В Третьяковской галерее открылась масштабная выставка «Лаборатория будущего. Кинетическое искусство в России». Более 400 работ, в том числе из частных собраний, много движения и хороший дизайн впечатлят кого угодно, уверен Алексей Мокроусов.
После перерыва любая выставка кажется праздником, но мало какая — праздником таким важным, как выставка о кинетизме в России. В Западном крыле Новой Третьяковки показывают расширенную версию проекта, представленного в прошлом году в петербургском «Манеже» (о ее удачах и проблемах “Ъ” писал 19 февраля 2020 года). Третьяковка добавила работ и сделала по-настоящему интересную выставку, которую не посмотреть и за два часа.
Здесь не только многое движется, шумит, скрипит и едва ли не поет, но и зрители могут поучаствовать в создании артефактов. Рядом со многими экспонатами стоят дезинфекторы — своего рода приглашение постучать молоточком, подвигать в воздухе волшебной палочкой, способной порождать звуки, или просто провести по металлической плоскости рукой, чтобы вызвать шум.

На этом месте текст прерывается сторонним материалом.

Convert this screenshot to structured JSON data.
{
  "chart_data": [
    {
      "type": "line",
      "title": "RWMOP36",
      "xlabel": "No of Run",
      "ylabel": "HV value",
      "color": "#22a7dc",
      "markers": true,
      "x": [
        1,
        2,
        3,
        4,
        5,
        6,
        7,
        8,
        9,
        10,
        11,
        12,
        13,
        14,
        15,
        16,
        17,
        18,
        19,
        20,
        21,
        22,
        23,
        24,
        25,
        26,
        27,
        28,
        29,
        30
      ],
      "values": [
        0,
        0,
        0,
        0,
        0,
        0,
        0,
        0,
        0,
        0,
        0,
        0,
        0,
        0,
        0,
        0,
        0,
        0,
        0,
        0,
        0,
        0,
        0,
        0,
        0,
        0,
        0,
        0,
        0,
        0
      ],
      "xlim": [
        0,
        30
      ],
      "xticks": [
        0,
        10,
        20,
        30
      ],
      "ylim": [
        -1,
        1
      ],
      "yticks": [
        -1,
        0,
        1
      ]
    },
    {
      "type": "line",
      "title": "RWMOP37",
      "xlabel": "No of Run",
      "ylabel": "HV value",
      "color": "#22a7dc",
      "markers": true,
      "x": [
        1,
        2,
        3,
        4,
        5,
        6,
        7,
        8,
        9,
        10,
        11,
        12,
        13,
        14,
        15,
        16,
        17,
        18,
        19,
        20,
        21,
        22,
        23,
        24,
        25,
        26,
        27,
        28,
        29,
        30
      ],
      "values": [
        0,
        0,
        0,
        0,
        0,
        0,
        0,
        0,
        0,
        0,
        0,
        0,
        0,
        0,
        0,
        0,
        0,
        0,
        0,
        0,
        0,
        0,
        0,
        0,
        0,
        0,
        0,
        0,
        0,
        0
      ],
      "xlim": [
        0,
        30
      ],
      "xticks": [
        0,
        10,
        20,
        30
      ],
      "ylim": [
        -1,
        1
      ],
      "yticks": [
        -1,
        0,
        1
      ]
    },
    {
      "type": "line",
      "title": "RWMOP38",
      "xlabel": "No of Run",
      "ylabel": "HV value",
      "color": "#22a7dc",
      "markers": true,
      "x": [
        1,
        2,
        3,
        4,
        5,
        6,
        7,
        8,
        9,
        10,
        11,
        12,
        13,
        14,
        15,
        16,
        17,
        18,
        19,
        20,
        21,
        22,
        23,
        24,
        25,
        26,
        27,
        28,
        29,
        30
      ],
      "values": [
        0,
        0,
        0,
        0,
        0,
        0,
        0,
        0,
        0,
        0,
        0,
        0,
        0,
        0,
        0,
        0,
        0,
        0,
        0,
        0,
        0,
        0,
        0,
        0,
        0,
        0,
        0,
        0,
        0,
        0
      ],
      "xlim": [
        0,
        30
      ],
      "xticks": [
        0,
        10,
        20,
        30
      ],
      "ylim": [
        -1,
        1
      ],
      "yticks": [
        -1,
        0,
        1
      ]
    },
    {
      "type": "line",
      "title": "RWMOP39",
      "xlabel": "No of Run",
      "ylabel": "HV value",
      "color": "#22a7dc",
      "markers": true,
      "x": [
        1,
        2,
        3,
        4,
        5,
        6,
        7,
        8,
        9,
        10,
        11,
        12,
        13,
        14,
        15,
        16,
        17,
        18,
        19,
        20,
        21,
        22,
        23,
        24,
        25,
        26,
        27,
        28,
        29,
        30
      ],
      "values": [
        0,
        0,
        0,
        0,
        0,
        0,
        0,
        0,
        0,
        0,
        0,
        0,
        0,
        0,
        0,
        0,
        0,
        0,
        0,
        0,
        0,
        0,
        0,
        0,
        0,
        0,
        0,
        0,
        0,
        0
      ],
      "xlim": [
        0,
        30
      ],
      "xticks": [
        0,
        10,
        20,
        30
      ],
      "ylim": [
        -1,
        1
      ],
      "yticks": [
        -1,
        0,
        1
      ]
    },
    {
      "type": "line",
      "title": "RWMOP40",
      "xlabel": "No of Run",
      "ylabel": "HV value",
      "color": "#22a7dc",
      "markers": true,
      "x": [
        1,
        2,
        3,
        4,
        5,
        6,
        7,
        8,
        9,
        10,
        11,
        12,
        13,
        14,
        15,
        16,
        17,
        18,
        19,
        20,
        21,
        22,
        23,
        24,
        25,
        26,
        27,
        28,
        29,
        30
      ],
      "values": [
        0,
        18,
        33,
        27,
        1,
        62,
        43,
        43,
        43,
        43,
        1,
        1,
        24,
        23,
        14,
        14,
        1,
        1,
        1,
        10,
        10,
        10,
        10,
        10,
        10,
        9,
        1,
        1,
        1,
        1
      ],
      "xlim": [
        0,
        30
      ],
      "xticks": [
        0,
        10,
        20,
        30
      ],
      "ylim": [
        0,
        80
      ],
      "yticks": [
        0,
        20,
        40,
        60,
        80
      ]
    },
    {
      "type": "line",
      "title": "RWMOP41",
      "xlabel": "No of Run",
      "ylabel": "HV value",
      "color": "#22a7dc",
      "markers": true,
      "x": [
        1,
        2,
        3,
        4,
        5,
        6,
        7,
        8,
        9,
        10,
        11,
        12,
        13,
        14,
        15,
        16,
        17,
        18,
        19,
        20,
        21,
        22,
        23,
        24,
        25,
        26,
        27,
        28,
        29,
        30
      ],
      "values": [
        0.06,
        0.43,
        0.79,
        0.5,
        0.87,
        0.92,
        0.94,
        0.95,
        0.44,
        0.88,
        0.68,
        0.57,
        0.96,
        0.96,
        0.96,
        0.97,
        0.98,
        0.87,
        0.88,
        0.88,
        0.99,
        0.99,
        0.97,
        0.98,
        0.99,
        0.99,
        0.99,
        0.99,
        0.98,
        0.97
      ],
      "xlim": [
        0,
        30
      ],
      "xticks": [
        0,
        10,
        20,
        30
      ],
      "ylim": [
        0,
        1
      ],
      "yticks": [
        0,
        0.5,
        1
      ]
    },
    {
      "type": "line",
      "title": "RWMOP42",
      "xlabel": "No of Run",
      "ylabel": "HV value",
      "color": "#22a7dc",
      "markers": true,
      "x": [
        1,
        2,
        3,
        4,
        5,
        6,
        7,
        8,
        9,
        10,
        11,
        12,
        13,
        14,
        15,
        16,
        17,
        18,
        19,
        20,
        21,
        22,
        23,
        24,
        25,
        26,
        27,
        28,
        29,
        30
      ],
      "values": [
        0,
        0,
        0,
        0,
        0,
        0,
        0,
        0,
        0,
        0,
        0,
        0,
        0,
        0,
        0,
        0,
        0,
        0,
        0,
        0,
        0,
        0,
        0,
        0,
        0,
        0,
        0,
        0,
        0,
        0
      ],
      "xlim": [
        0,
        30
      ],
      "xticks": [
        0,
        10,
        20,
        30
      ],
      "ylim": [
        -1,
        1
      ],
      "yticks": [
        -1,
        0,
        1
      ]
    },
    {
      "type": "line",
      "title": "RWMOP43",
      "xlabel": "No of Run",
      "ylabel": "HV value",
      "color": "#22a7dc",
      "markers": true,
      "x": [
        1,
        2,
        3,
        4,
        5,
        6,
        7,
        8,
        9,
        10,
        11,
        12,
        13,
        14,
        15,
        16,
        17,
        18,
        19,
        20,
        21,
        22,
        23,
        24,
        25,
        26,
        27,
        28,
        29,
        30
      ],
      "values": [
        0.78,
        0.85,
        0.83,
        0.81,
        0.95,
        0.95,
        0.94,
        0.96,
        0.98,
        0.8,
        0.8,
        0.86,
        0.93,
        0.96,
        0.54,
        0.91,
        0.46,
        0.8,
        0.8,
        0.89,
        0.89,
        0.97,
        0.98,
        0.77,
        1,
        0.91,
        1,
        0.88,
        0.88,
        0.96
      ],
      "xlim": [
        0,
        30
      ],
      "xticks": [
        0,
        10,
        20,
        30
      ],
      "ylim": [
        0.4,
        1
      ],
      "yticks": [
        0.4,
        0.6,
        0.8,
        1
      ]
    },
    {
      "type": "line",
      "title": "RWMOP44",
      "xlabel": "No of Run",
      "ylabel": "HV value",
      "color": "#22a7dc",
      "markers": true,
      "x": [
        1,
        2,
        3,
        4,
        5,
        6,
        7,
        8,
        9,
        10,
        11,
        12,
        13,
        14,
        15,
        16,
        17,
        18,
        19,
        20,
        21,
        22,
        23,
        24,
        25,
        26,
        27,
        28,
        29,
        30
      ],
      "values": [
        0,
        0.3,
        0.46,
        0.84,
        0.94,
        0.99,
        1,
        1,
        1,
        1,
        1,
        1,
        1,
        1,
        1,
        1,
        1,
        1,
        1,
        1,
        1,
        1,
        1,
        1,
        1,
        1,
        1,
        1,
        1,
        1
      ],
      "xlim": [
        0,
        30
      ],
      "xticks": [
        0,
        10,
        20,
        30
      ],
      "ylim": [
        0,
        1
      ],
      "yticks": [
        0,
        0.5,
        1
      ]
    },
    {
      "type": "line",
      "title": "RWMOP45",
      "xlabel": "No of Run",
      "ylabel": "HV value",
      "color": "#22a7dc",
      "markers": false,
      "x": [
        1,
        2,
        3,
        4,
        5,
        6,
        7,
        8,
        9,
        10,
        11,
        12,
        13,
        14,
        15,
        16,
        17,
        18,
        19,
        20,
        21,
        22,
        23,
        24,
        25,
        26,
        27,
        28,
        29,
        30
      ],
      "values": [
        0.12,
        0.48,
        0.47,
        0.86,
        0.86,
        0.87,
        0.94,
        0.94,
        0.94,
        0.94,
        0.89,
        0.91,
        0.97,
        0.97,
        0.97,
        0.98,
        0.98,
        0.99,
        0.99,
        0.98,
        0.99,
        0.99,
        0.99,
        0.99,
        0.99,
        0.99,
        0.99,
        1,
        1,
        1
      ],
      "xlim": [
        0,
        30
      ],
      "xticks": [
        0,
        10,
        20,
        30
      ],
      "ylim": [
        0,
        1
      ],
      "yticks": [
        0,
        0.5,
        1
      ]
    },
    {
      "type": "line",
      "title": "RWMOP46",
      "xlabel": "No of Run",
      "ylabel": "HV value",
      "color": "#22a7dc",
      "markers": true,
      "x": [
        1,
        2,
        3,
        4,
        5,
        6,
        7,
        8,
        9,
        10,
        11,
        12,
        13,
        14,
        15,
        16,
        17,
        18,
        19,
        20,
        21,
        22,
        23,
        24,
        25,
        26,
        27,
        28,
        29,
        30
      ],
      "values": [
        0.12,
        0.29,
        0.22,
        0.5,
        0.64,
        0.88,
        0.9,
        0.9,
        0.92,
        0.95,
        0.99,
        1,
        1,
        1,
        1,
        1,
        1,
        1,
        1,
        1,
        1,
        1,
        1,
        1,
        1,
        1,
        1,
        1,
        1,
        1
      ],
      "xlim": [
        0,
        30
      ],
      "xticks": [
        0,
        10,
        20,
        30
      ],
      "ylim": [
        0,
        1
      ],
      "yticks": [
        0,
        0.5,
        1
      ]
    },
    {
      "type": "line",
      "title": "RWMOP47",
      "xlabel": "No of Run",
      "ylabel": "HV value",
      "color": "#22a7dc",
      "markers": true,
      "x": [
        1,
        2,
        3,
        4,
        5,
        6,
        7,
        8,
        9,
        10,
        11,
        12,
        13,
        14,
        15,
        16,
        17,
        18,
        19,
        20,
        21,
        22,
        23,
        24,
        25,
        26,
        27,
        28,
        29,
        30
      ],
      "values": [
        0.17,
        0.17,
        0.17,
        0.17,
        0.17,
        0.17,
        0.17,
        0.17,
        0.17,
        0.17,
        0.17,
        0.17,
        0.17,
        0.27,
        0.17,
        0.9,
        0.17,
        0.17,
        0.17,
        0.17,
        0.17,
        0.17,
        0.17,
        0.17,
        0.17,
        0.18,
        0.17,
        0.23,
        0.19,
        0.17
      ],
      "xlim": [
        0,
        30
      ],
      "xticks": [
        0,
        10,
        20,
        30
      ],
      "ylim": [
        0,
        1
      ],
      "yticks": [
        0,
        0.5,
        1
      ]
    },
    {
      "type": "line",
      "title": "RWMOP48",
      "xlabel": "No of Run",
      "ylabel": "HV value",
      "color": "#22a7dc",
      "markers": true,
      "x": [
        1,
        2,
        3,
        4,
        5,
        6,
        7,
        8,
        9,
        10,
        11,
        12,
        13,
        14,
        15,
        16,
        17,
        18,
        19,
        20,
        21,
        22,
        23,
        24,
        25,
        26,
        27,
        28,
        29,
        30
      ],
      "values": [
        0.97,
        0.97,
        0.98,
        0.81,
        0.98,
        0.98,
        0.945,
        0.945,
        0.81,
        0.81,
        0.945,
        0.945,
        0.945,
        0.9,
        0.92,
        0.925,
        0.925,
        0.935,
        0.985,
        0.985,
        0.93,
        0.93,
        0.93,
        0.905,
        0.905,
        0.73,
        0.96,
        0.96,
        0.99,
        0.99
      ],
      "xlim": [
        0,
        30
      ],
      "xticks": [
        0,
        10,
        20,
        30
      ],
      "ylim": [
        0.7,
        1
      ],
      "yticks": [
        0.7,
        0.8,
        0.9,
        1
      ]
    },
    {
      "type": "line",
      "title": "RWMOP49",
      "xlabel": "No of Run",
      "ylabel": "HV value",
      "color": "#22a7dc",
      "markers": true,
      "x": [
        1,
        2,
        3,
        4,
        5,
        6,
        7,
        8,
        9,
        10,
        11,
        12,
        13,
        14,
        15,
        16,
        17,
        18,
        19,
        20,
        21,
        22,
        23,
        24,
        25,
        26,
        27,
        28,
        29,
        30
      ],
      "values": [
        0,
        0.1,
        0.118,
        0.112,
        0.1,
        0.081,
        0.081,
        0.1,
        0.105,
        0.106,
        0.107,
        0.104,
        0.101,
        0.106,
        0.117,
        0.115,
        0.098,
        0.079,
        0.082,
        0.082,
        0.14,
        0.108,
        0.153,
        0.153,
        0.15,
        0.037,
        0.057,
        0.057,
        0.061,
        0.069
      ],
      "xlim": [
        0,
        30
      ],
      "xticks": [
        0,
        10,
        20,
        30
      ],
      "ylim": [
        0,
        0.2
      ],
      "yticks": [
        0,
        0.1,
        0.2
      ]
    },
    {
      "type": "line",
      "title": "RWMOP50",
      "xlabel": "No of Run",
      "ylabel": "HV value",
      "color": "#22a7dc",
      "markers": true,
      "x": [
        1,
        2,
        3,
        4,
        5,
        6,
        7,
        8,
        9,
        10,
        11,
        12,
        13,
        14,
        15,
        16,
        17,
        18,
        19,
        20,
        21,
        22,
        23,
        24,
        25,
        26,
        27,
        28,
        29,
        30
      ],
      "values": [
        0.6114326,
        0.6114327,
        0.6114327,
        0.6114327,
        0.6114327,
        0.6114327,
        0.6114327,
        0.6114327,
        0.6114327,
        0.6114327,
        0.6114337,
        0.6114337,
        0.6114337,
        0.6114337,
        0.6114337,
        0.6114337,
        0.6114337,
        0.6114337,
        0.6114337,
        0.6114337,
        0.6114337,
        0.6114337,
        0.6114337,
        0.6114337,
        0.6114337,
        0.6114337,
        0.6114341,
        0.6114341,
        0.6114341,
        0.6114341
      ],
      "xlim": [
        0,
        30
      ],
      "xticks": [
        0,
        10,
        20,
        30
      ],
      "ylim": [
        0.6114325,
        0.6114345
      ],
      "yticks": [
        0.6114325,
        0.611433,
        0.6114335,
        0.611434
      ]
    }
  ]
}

Кинетизм разнообразен: выставка объединила четыре раздела-«лаборатории», посвященных зрению, искусствометрии, среде и синестезии. Форма рождается движением, реальным или иллюзорным. Это искусство может возникнуть и при помощи краски или карандаша: среди экспонатов — графика Эль Лисицкого и Любови Поповой, архитектурные фантазии Якова Чернихова и Георгия Крутикова, но для создания движущихся объектов художник должен быть немного инженером. Кинетический объект «Сферы» Вячеслава Колейчука из собрания самой Третьяковки, например, сотворен из фанеры, оргстекла, фольги, линзы и мотора.
Колейчук (1941–2018) — хедлайнер выставки. В 1966 году он с группой художников во главе со Львом Нусбергом подписал Манифест русских кинетов, предложивших создать Всемирный институт кинетизма. Советский кинетизм не просто вырос из традиций русского авангарда — от Казимира Малевича и Михаила Матюшина до Наума Габо, работы и цитаты из работ которых представлены на Крымском Валу,— он шел нога в ногу с кинетизмом мировым. Манифест объединившихся в группу «Движение» художников, появился через девять лет после знаменитой, устроенной в парижской галерее Дениз Рене выставки — сперва скандальной, а затем хрестоматийной, после нее кинетизм вошел в моду. К сожалению, мировой контекст русско-советского кинетизма на нынешней выставке не показан: у нас перестали любить (да и любили ли когда?) экспозиции-исследования, где ищут параллели художественных идей и миров, а творческие биографии обретают глубину, вместо них царят экспозиции-презентации.
Тем не менее международный контекст невольно возникает в творчества Колейчука. Еще студентом МАРХИ он запатентовал вместе с однокурсником Юрием Смоляровым самонапряженные (вантово-стержневые) конструкции, подобный патент в США почти одновременно получил великий Бакминстер Фуллер; сам Колейчук ссылался при этом на разработки забытого русско-латышского конструктивиста Карла Иогансона (1890–1929), реконструкции его макетов тоже есть на выставке. Колейчук работал в институте технической эстетики (ВНИИТЭ) на территории ВДНХ. Помимо изобретений он занимался и теорией кинетизма — обычное дело для советского искусствознания, редко поспевавшего за художественной современностью и перекладывавшего обязанность осмыслять практику искусства на тех, кто его создает.
Выставка фокусируется на 1960–1970-х, но история на этом не кончилась. Яркий пример — Борис Стучебрюков и его переменчивый «Мобилер». Восхищавшую Колейчука кинетическую скульптуру из пружинной стали и закрепленного под полистирольной доской электродвигателя тоже показывают в Третьяковке. А завораживающая работа Стучебрюкова из тысяч шарнирно соединенных стальных бритв представлена здесь даже дважды: в статике и в движении на старой видеозаписи.
Кинетизмом занимаются пассионарии — это если не условие, то хотя бы традиция, восходящая к легендарному Льву Термену. Фильмы о создателе терменвокса включены в кинопрограмму выставки, можно даже поиграть на иллюмовоксе, связывающем звук и цвет. Он находится в боковой галерее, за дверью. За ней же раздел о синестезии, феномене восприятия, когда не только звук связывается с цветом, любые явления обрастают дополнительными качествами, запахом, текстурой или вкусом. Куратор раздела Андрей Смирнов считает, что людей, воспринимающих мир иначе, много; он показывает звучащие работы Петра Айду и Олега Макарова и совсем новые работы студентов Школы Родченко — их не было в Петербурге. И хотя тема синестезии кажется едва ли не самой сложной на выставке, раздел, этой теме посвященный, выглядит наиболее цельной частью довольно подвижного проекта.